Until recently, the polling was suggesting that Marine Le Pen and the former socialist minister and now leader of the new centrist party, Emmanuel ”En Marche!”( Forward)” Macron would lead in the first round. Then it is predicted by the establishment that left wing and conservative voters will come together and vote for Macron, thus ensuring that Marine Le Pen is defeated, just as her father was in 2002 . Macron is very presentable and popular, but his policies will be just more of the same.
This prediction may be not be fulfilled for at least two reasons. First, there is the shyness of many National Front supporters, who may be reluctant to reveal their intentions to the pollsters. Second, some surveys suggest that while National Front supporters are strongly committed to Marine Le Pen, those who indicate support for the handsome but untested Macron may not be so strongly attached to him.
In the meantime, according to the latest polling, both have slipped back and the Republican Francois Fillon and the far left (and probably communist) Jean-Luc Melenchon cannot now be written off. Some polls say they are within three points of Le Pen and Macron. In addition, on one poll , 35% of voters are undecided. So even the first round is, according to the pollsters, difficult to predict.
The fact is, Marine Le Pen aside, all of the other candidates belong to the same political class who have brought France to her present situation.
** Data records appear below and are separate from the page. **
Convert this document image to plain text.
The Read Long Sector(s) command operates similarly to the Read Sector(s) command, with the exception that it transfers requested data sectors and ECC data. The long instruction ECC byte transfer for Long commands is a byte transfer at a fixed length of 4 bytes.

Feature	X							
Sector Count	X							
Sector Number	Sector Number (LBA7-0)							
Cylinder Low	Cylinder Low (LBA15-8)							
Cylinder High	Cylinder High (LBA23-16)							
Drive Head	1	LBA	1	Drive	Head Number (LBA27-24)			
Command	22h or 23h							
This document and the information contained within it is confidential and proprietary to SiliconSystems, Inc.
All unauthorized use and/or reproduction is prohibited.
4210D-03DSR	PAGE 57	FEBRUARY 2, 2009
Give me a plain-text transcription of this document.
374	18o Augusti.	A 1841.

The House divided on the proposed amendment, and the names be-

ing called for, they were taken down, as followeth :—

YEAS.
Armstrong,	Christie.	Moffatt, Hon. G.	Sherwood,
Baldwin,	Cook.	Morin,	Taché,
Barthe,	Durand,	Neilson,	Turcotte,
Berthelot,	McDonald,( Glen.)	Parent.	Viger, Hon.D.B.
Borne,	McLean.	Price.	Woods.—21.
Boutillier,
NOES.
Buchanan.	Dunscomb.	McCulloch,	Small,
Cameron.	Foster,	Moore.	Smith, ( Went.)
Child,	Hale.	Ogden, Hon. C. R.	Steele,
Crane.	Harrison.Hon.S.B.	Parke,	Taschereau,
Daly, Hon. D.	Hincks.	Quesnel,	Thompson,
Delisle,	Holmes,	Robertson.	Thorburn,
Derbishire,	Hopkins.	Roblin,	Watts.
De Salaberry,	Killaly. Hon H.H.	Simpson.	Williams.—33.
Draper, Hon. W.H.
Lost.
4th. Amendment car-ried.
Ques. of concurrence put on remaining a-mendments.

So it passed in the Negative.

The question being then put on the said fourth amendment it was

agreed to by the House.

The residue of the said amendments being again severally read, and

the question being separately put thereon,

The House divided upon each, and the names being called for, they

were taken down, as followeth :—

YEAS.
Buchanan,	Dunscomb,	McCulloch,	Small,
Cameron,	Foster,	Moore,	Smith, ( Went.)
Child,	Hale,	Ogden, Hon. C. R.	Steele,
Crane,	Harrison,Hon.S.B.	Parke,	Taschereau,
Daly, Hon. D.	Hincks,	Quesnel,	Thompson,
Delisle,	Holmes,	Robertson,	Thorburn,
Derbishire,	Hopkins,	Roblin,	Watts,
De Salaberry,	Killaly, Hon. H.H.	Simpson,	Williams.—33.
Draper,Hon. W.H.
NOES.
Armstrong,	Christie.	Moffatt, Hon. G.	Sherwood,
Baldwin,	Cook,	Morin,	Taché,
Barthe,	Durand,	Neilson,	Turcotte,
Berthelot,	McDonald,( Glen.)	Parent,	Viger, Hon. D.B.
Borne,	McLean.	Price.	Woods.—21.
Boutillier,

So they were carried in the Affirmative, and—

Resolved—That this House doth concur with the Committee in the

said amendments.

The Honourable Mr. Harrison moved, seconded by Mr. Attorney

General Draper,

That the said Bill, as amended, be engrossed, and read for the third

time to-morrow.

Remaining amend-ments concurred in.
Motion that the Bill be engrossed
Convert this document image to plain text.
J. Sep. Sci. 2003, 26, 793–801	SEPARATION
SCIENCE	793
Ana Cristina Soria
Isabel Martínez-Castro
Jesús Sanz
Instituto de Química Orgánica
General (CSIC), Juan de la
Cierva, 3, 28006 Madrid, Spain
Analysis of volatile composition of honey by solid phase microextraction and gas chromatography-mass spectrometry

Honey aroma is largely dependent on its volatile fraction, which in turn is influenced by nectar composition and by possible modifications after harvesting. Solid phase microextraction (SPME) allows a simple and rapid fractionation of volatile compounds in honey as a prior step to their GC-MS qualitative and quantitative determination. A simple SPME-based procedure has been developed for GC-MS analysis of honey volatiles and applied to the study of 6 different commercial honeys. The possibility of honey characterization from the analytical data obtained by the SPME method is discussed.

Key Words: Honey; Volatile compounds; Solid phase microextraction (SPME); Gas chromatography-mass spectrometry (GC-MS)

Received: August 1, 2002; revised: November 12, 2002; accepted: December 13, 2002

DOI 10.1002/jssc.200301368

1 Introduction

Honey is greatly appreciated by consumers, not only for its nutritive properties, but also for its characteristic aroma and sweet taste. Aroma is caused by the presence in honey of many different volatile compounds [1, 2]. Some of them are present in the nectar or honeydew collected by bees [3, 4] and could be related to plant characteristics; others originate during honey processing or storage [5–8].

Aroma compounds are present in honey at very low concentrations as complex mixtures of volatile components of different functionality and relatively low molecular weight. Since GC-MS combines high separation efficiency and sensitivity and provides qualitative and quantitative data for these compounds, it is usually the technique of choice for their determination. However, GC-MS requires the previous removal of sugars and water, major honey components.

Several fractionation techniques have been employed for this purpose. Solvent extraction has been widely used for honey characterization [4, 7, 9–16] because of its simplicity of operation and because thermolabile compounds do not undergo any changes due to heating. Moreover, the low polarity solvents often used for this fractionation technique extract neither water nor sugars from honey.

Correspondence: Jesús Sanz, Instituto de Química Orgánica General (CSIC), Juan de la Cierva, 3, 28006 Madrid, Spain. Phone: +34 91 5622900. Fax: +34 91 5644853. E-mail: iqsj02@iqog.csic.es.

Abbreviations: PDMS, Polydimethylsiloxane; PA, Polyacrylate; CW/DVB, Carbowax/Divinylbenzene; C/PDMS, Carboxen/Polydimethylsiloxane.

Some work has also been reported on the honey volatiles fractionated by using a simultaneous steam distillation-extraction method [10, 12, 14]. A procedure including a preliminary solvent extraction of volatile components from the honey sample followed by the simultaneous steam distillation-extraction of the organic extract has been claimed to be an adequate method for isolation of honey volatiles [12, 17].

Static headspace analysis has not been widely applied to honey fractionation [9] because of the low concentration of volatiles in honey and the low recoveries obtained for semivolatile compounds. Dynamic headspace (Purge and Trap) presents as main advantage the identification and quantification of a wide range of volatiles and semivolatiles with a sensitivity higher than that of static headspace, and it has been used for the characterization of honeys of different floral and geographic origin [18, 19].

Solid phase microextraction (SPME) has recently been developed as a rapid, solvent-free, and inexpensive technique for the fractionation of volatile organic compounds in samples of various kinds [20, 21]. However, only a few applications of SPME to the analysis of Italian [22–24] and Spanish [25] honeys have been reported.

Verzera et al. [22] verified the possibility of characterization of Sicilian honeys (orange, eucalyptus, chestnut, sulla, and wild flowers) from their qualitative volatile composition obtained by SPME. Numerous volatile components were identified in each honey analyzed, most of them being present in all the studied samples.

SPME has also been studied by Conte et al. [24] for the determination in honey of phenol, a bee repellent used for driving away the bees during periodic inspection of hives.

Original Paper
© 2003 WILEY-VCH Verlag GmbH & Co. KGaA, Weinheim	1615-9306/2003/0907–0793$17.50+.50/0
None of them proposes any significant solution to break this mould.
If this election and the following administration does not provide an answer to the present serious impasse in France, and in particular in relation to the economy and to the terrorist forces who threaten the fabric of French society, on all past indications the French may follow this with demands for a radical solution involving the downfall of the Fifth Republic.